I agree it's not very surprising and might not work at all in the future because AIs seeing "this is deploy" might update towards thinking it's an eval / not update at all (while Llama Nemotron 49B updates somewhat towards "this is deploy").

But Idk, it still feels like an encouraging sign that even when the update is small, the amplification works as you would hope it would. I agree it was imprecise to call it "the model does not believe you", but the fact that the technique works even if "the model only updates 10% towards what you told it and still mostly does not believe you" is a non-trivial finding - and the results could have plausibly been different.

Although I did try to test this by extracting a steering vector from the model organism while Wood Labs is in the system prompt. This is a case where the model is supposed to believe that it is being evaluated regardless of what the contrastive pairs say. Steering with this vector still elicits the desired type hint behavior and evaluation/deployment beliefs

Glad you ran this variation, this experiment is the actually surprising result - I agree the main result with steering without Wood Labs in the prompt is not surprising because models like Llama Nemotron 49B probably believe you.

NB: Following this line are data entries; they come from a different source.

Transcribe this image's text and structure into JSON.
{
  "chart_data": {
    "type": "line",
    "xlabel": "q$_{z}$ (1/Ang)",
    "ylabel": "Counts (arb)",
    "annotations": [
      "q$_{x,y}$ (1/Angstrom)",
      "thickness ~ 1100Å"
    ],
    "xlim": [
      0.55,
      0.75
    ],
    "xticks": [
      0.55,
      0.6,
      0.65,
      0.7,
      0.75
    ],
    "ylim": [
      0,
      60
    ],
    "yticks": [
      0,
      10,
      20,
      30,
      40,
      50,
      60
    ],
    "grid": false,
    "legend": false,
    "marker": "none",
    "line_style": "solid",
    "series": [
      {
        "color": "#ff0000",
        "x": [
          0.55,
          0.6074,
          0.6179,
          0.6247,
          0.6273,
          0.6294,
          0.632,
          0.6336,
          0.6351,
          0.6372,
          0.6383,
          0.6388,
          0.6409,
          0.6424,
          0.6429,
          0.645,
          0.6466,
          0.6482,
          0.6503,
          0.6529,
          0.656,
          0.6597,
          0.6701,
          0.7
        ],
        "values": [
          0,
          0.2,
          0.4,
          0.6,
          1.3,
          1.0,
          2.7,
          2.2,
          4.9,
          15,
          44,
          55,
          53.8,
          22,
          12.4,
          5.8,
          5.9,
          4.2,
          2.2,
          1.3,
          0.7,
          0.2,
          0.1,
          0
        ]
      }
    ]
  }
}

we can be more certain that there isn’t some other concept mixed in

This feels slightly incorrect to me. I think that one of the main ways in which your results are surprising is that saying "this is deployment" and "this is training" generates internal activations related to training and deployment despite the fact that the model does not believe you.

I think it would have been plausible that "this is deployment" generates activations that are entirely about "the user says it's deployment even when it's not" and completely orthogonal to "this is actually deployment" - so I don't think you should in general expect activation steering to be free of other concepts being mixed in.

I agree the risk of "harmfulness leakage" is lower than with SAE, so I agree with the conclusion that an AI auditor trying any white-box steering should definitely try contrastive-pair activation steering.